Ptosis is a drooping of the upper eyelid. Ptosis can restrict and even block normal vision in some cases. The lid may drop slightly or entirely cover the pupil. It can affect both children and adults and can be treated surgically.

Ptosis can cause:

  • Affect either one or both eyelids.
  • be passed down.
  • Attend the birth.
  • Take place later in life.

Ptosis in Children

Congenital ptosis is frequently caused by a lack of development of the levator muscle, which lifts the eyelid. A child born with it may also have:

  • Abnormalities in eye movement.
  • Muscular disorders.
  • Tumours of the lids or other organs.
  • Neurological conditions.
  • Refractive flaws.
  • Congenital ptosis does not usually improve with age.

If your child has ptosis, please have them evaluated as soon as possible. Your child is susceptible to vision issues.

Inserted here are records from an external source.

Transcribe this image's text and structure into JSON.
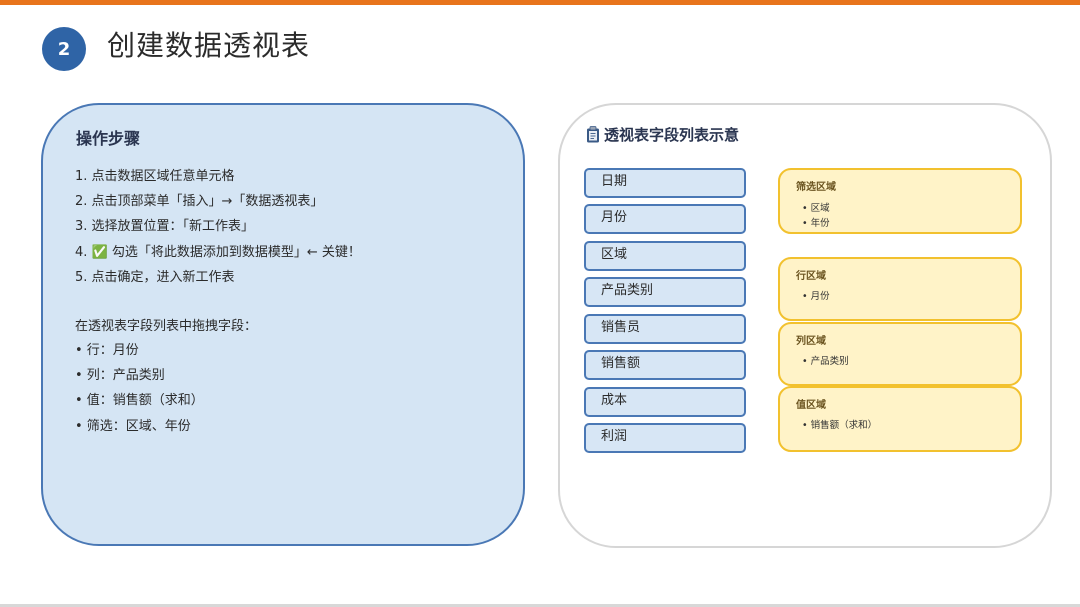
{
  "slide": {
    "step_number": "2",
    "title": "创建数据透视表"
  },
  "steps_panel": {
    "heading": "操作步骤",
    "steps": [
      "1. 点击数据区域任意单元格",
      "2. 点击顶部菜单「插入」→「数据透视表」",
      "3. 选择放置位置：「新工作表」",
      "4. ✅ 勾选「将此数据添加到数据模型」← 关键！",
      "5. 点击确定，进入新工作表"
    ],
    "drag_intro": "在透视表字段列表中拖拽字段：",
    "drag_items": [
      "• 行：月份",
      "• 列：产品类别",
      "• 值：销售额（求和）",
      "• 筛选：区域、年份"
    ]
  },
  "diagram": {
    "heading": "透视表字段列表示意",
    "heading_icon": "clipboard-icon",
    "fields": [
      "日期",
      "月份",
      "区域",
      "产品类别",
      "销售员",
      "销售额",
      "成本",
      "利润"
    ],
    "areas": [
      {
        "title": "筛选区域",
        "items": [
          "• 区域",
          "• 年份"
        ]
      },
      {
        "title": "行区域",
        "items": [
          "• 月份"
        ]
      },
      {
        "title": "列区域",
        "items": [
          "• 产品类别"
        ]
      },
      {
        "title": "值区域",
        "items": [
          "• 销售额（求和）"
        ]
      }
    ]
  },
  "colors": {
    "accent_bar": "#e8741c",
    "badge": "#2f64a6",
    "steps_panel_fill": "#d5e5f4",
    "field_fill": "#d7e6f5",
    "field_border": "#4a78b5",
    "area_fill": "#fff3c8",
    "area_border": "#f2c12e"
  }
}
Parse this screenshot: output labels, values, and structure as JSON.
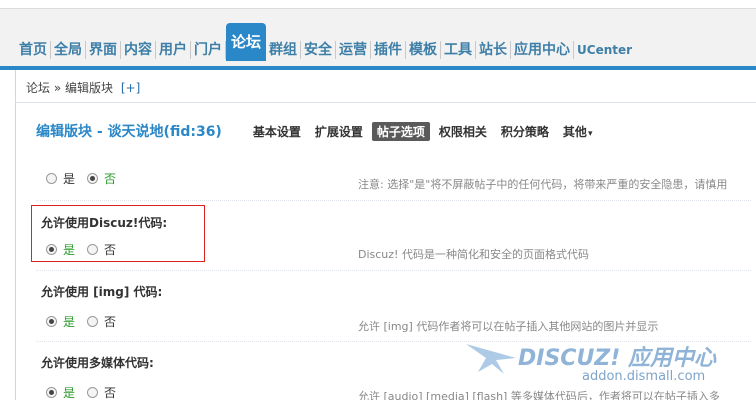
{
  "top_strip": [
    "",
    "",
    "",
    "",
    "",
    "",
    "",
    "",
    "",
    "",
    ""
  ],
  "nav": {
    "items": [
      {
        "label": "首页",
        "active": false
      },
      {
        "label": "全局",
        "active": false
      },
      {
        "label": "界面",
        "active": false
      },
      {
        "label": "内容",
        "active": false
      },
      {
        "label": "用户",
        "active": false
      },
      {
        "label": "门户",
        "active": false
      },
      {
        "label": "论坛",
        "active": true
      },
      {
        "label": "群组",
        "active": false
      },
      {
        "label": "安全",
        "active": false
      },
      {
        "label": "运营",
        "active": false
      },
      {
        "label": "插件",
        "active": false
      },
      {
        "label": "模板",
        "active": false
      },
      {
        "label": "工具",
        "active": false
      },
      {
        "label": "站长",
        "active": false
      },
      {
        "label": "应用中心",
        "active": false
      },
      {
        "label": "UCenter",
        "active": false
      }
    ]
  },
  "breadcrumb": {
    "root": "论坛",
    "sep": "»",
    "current": "编辑版块",
    "plus": "[+]"
  },
  "header": {
    "title": "编辑版块 - 谈天说地(fid:36)",
    "tabs": [
      "基本设置",
      "扩展设置",
      "帖子选项",
      "权限相关",
      "积分策略",
      "其他"
    ],
    "active_tab": "帖子选项",
    "more_caret": "▾"
  },
  "rows": [
    {
      "title": "",
      "yes": "是",
      "no": "否",
      "selected": "no",
      "hint": "注意: 选择\"是\"将不屏蔽帖子中的任何代码，将带来严重的安全隐患，请慎用"
    },
    {
      "title": "允许使用Discuz!代码:",
      "yes": "是",
      "no": "否",
      "selected": "yes",
      "hint": "Discuz! 代码是一种简化和安全的页面格式代码"
    },
    {
      "title": "允许使用 [img] 代码:",
      "yes": "是",
      "no": "否",
      "selected": "yes",
      "hint": "允许 [img] 代码作者将可以在帖子插入其他网站的图片并显示"
    },
    {
      "title": "允许使用多媒体代码:",
      "yes": "是",
      "no": "否",
      "selected": "yes",
      "hint": "允许 [audio] [media] [flash] 等多媒体代码后，作者将可以在帖子插入多"
    }
  ],
  "watermark": {
    "brand": "DISCUZ! 应用中心",
    "url": "addon.dismall.com"
  },
  "colors": {
    "nav_active": "#2a87c8",
    "nav_text": "#3e7fa8",
    "title": "#2a87c8",
    "yes_green": "#2b9a2b",
    "highlight_red": "#dd2222"
  }
}
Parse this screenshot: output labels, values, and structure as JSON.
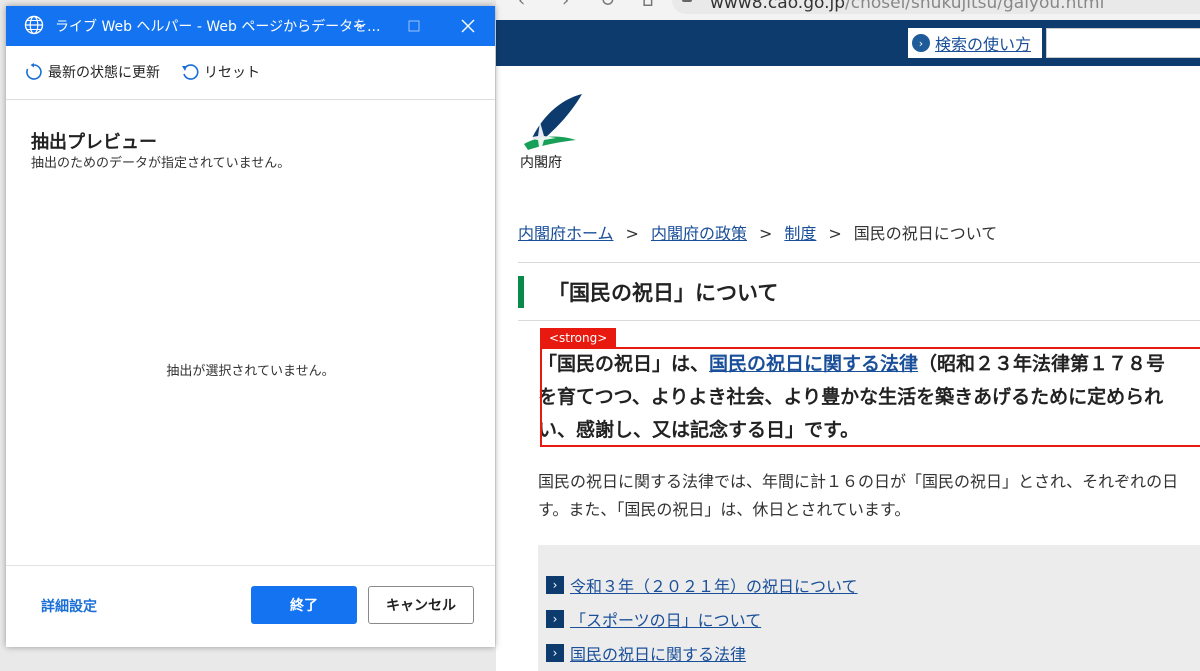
{
  "dialog": {
    "title": "ライブ Web ヘルパー - Web ページからデータを...",
    "toolbar": {
      "refresh_label": "最新の状態に更新",
      "reset_label": "リセット"
    },
    "preview_title": "抽出プレビュー",
    "preview_subtitle": "抽出のためのデータが指定されていません。",
    "empty_message": "抽出が選択されていません。",
    "advanced_link": "詳細設定",
    "finish_button": "終了",
    "cancel_button": "キャンセル",
    "accent_color": "#1473f0"
  },
  "browser": {
    "url_host": "www8.cao.go.jp",
    "url_path": "/chosei/shukujitsu/gaiyou.html",
    "search_help": "検索の使い方",
    "logo_text": "内閣府",
    "breadcrumb": {
      "home": "内閣府ホーム",
      "policy": "内閣府の政策",
      "system": "制度",
      "current": "国民の祝日について",
      "separator": ">"
    },
    "heading": "「国民の祝日」について",
    "strong_tag": "<strong>",
    "lead": {
      "part1": "「国民の祝日」は、",
      "link": "国民の祝日に関する法律",
      "part2": "（昭和２３年法律第１７８号",
      "line2": "を育てつつ、よりよき社会、より豊かな生活を築きあげるために定められ",
      "line3": "い、感謝し、又は記念する日」です。"
    },
    "paragraph": {
      "line1": "国民の祝日に関する法律では、年間に計１６の日が「国民の祝日」とされ、それぞれの日",
      "line2": "す。また、「国民の祝日」は、休日とされています。"
    },
    "links": [
      "令和３年（２０２１年）の祝日について",
      "「スポーツの日」について",
      "国民の祝日に関する法律"
    ],
    "header_color": "#0e3b6e",
    "highlight_color": "#e8190f"
  }
}
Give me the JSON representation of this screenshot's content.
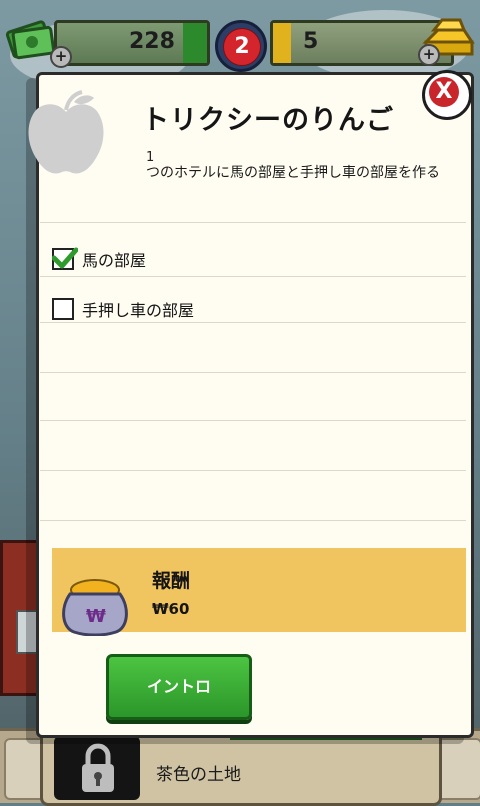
{
  "hud": {
    "cash_value": "228",
    "level_value": "2",
    "gold_value": "5",
    "plus_symbol": "+"
  },
  "modal": {
    "title": "トリクシーのりんご",
    "task_count": "1",
    "task_description": "つのホテルに馬の部屋と手押し車の部屋を作る",
    "tasks": [
      {
        "label": "馬の部屋",
        "checked": true
      },
      {
        "label": "手押し車の部屋",
        "checked": false
      }
    ],
    "reward": {
      "title": "報酬",
      "amount": "₩60"
    },
    "intro_button": "イントロ",
    "close_symbol": "X"
  },
  "background": {
    "bottom_item_label": "茶色の土地"
  },
  "icons": [
    "cash-icon",
    "gold-bars-icon",
    "apple-icon",
    "check-icon",
    "money-bag-icon",
    "lock-icon",
    "close-icon"
  ],
  "colors": {
    "accent_green": "#2b962a",
    "reward_band": "#f0c45e",
    "close_red": "#c9262b",
    "level_red": "#d3252b"
  }
}
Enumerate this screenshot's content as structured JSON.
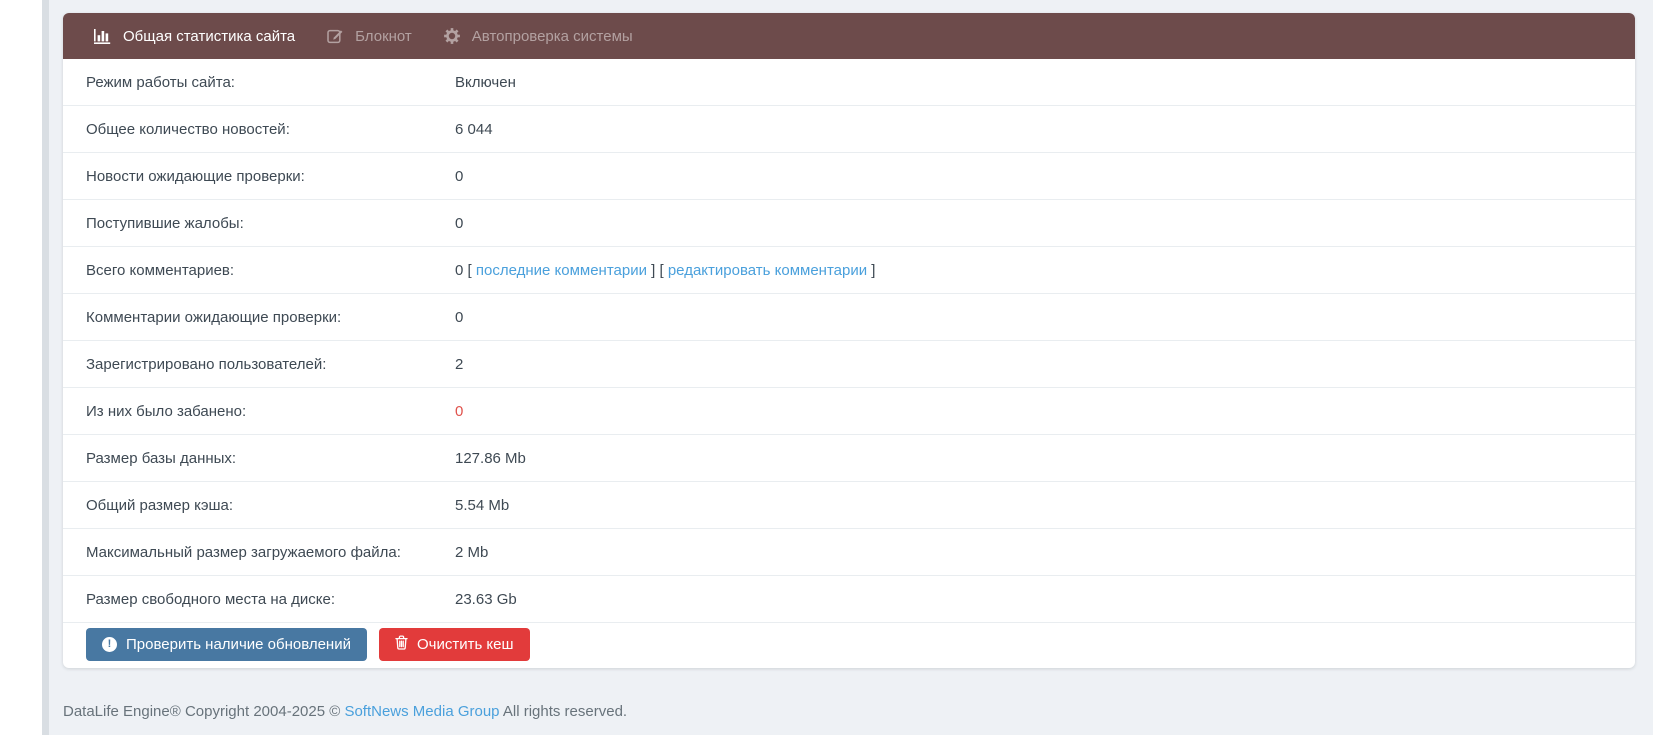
{
  "tabs": [
    {
      "label": "Общая статистика сайта",
      "icon": "bar-chart-icon",
      "active": true
    },
    {
      "label": "Блокнот",
      "icon": "edit-icon",
      "active": false
    },
    {
      "label": "Автопроверка системы",
      "icon": "gear-icon",
      "active": false
    }
  ],
  "stats": {
    "rows": [
      {
        "label": "Режим работы сайта:",
        "value": "Включен"
      },
      {
        "label": "Общее количество новостей:",
        "value": "6 044"
      },
      {
        "label": "Новости ожидающие проверки:",
        "value": "0"
      },
      {
        "label": "Поступившие жалобы:",
        "value": "0"
      },
      {
        "label": "Всего комментариев:",
        "value": "0",
        "links": [
          "последние комментарии",
          "редактировать комментарии"
        ]
      },
      {
        "label": "Комментарии ожидающие проверки:",
        "value": "0"
      },
      {
        "label": "Зарегистрировано пользователей:",
        "value": "2"
      },
      {
        "label": "Из них было забанено:",
        "value": "0",
        "danger": true
      },
      {
        "label": "Размер базы данных:",
        "value": "127.86 Mb"
      },
      {
        "label": "Общий размер кэша:",
        "value": "5.54 Mb"
      },
      {
        "label": "Максимальный размер загружаемого файла:",
        "value": "2 Mb"
      },
      {
        "label": "Размер свободного места на диске:",
        "value": "23.63 Gb"
      }
    ]
  },
  "buttons": {
    "check_updates": "Проверить наличие обновлений",
    "clear_cache": "Очистить кеш"
  },
  "footer": {
    "text_before": "DataLife Engine® Copyright 2004-2025 © ",
    "link": "SoftNews Media Group",
    "text_after": " All rights reserved."
  },
  "colors": {
    "header_bg": "#6d4b4b",
    "link_blue": "#4aa0dc",
    "danger_text": "#e0524c",
    "btn_primary": "#4878a2",
    "btn_danger": "#e23b3b"
  }
}
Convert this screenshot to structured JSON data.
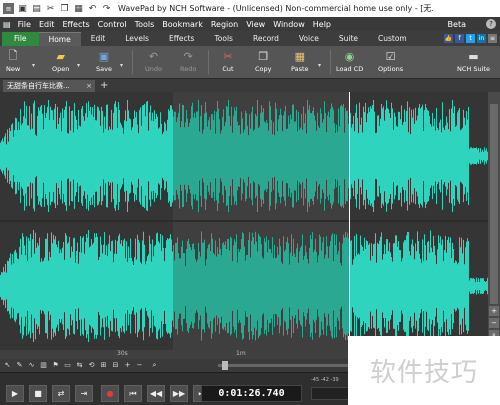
{
  "window": {
    "title": "WavePad by NCH Software - (Unlicensed) Non-commercial home use only - [无..."
  },
  "quick_access": [
    "app-icon",
    "folder-icon",
    "save-icon",
    "cut-icon",
    "copy-icon",
    "paste-icon",
    "undo-icon",
    "redo-icon"
  ],
  "menu": {
    "items": [
      "File",
      "Edit",
      "Effects",
      "Control",
      "Tools",
      "Bookmark",
      "Region",
      "View",
      "Window",
      "Help"
    ],
    "beta": "Beta"
  },
  "ribbon_tabs": [
    "File",
    "Home",
    "Edit",
    "Levels",
    "Effects",
    "Tools",
    "Record",
    "Voice",
    "Suite",
    "Custom"
  ],
  "ribbon_active": "Home",
  "toolbar": {
    "new": "New",
    "open": "Open",
    "save": "Save",
    "undo": "Undo",
    "redo": "Redo",
    "cut": "Cut",
    "copy": "Copy",
    "paste": "Paste",
    "load_cd": "Load CD",
    "options": "Options",
    "nch_suite": "NCH Suite"
  },
  "document_tab": {
    "name": "无甜条自行车比赛...",
    "close": "×",
    "add": "+"
  },
  "waveform": {
    "color": "#2fd4bf",
    "selection_color": "#2aa891",
    "background": "#353535",
    "selection_start": 0.355,
    "selection_end": 0.715
  },
  "timeline": {
    "labels": [
      "30s",
      "1m"
    ]
  },
  "transport": {
    "time": "0:01:26.740",
    "meter_scale": "-45  -42  -39"
  },
  "watermark": {
    "text": "软件技巧"
  },
  "colors": {
    "file_tab": "#2e8b3e",
    "record": "#e23b3b"
  }
}
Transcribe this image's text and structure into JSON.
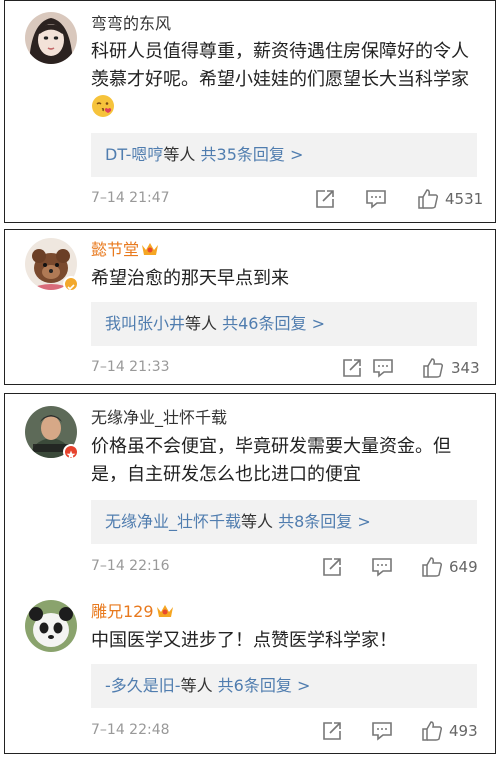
{
  "comments": [
    {
      "username": "弯弯的东风",
      "text": "科研人员值得尊重，薪资待遇住房保障好的令人羡慕才好呢。希望小娃娃的们愿望长大当科学家",
      "reply_users": "DT-嗯哼",
      "reply_mid": "等人",
      "reply_count": "共35条回复 >",
      "time": "7–14 21:47",
      "likes": "4531"
    },
    {
      "username": "懿节堂",
      "text": "希望治愈的那天早点到来",
      "reply_users": "我叫张小井",
      "reply_mid": "等人",
      "reply_count": "共46条回复 >",
      "time": "7–14 21:33",
      "likes": "343"
    },
    {
      "username": "无缘净业_壮怀千载",
      "text": "价格虽不会便宜，毕竟研发需要大量资金。但是，自主研发怎么也比进口的便宜",
      "reply_users": "无缘净业_壮怀千载",
      "reply_mid": "等人",
      "reply_count": "共8条回复 >",
      "time": "7–14 22:16",
      "likes": "649"
    },
    {
      "username": "雕兄129",
      "text": "中国医学又进步了！点赞医学科学家！",
      "reply_users": "-多久是旧-",
      "reply_mid": "等人",
      "reply_count": "共6条回复 >",
      "time": "7–14 22:48",
      "likes": "493"
    }
  ],
  "colors": {
    "username_vip": "#e8791d",
    "link": "#507daf",
    "reply_bg": "#f2f2f2",
    "meta": "#999999"
  },
  "icons": [
    "share-icon",
    "comment-icon",
    "like-icon",
    "crown-icon",
    "emoji-icon"
  ]
}
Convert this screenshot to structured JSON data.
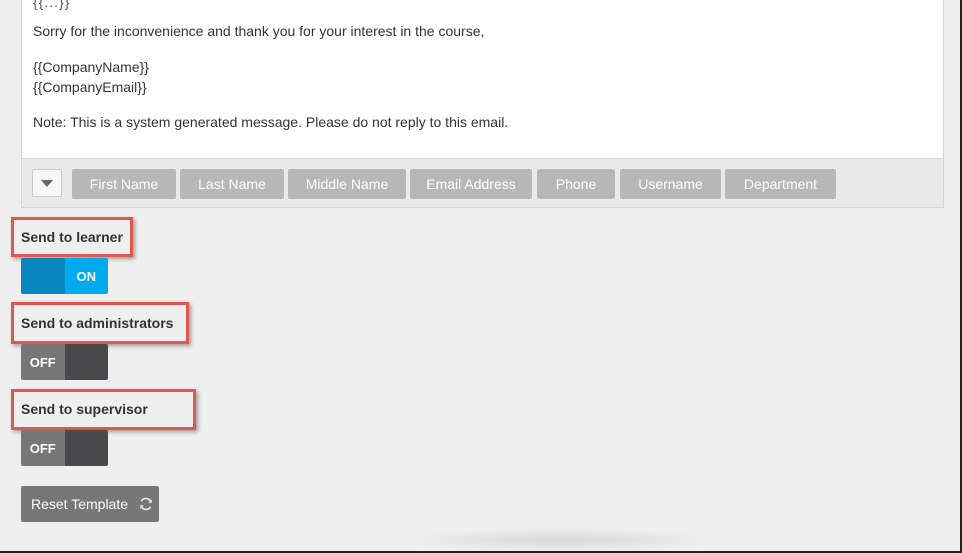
{
  "email_body": {
    "clipped_top": "{{...}}",
    "line1": "Sorry for the inconvenience and thank you for your interest in the course,",
    "company_name": "{{CompanyName}}",
    "company_email": "{{CompanyEmail}}",
    "note": "Note: This is a system generated message. Please do not reply to this email."
  },
  "placeholders": [
    "First Name",
    "Last Name",
    "Middle Name",
    "Email Address",
    "Phone",
    "Username",
    "Department"
  ],
  "toggles": {
    "learner": {
      "label": "Send to learner",
      "state": "ON"
    },
    "administrators": {
      "label": "Send to administrators",
      "state": "OFF"
    },
    "supervisor": {
      "label": "Send to supervisor",
      "state": "OFF"
    }
  },
  "reset_button": {
    "label": "Reset Template",
    "icon": "refresh-icon"
  },
  "colors": {
    "toggle_on_dark": "#0a86bf",
    "toggle_on_light": "#00aaee",
    "toggle_off_label": "#777777",
    "toggle_off_dark": "#4a4a4c",
    "highlight_box": "#e0584c",
    "tag_bg": "#b7b7b7"
  }
}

  • Amblyopia can develop if a child's eyelid droops so much that it blocks vision.
  • One eye will also have better vision than the other. There could also be issues with image fusion.
  • Tumours of the lids or other organs.
  • A child with ptosis may have astigmatism, which causes blurry vision.
  • Refractive flaws.
  • A squint can also form.

Ptosis Treatment for Children

Ptosis Surgery is the most common treatment for childhood ptosis. If amblyopia is present, treatment with patching, eyeglasses, or eye drops may be required. An ophthalmologist must consider a few important factors in determining whether or not eyelid ptosis surgery is necessary and which procedure is the most appropriate:

  • The age of the child.
  • The involvement of one or both eyelids.
  • The height of the eyelids.
  • Muscle strength for lifting and closing the eyelids.
  • The movements of the eye.

Ptosis in Adults

Separating or stretching the levator muscle tendon from the eyelid is the most common cause of ptosis in adults. This procedure may take place:

Adult ptosis can also be caused by other diseases that affect the levator muscle or its nerve supply, such as neurologic and muscular diseases and, in rare cases, orbital tumours.

Ptosis Treatment for Adults

If treatment is required, it is typically surgical. A small tuck in the lifting muscle and the removal of excess eyelid skin can sometimes raise the lid sufficiently. More severe ptosis necessitates levator muscle reattachment and strengthening.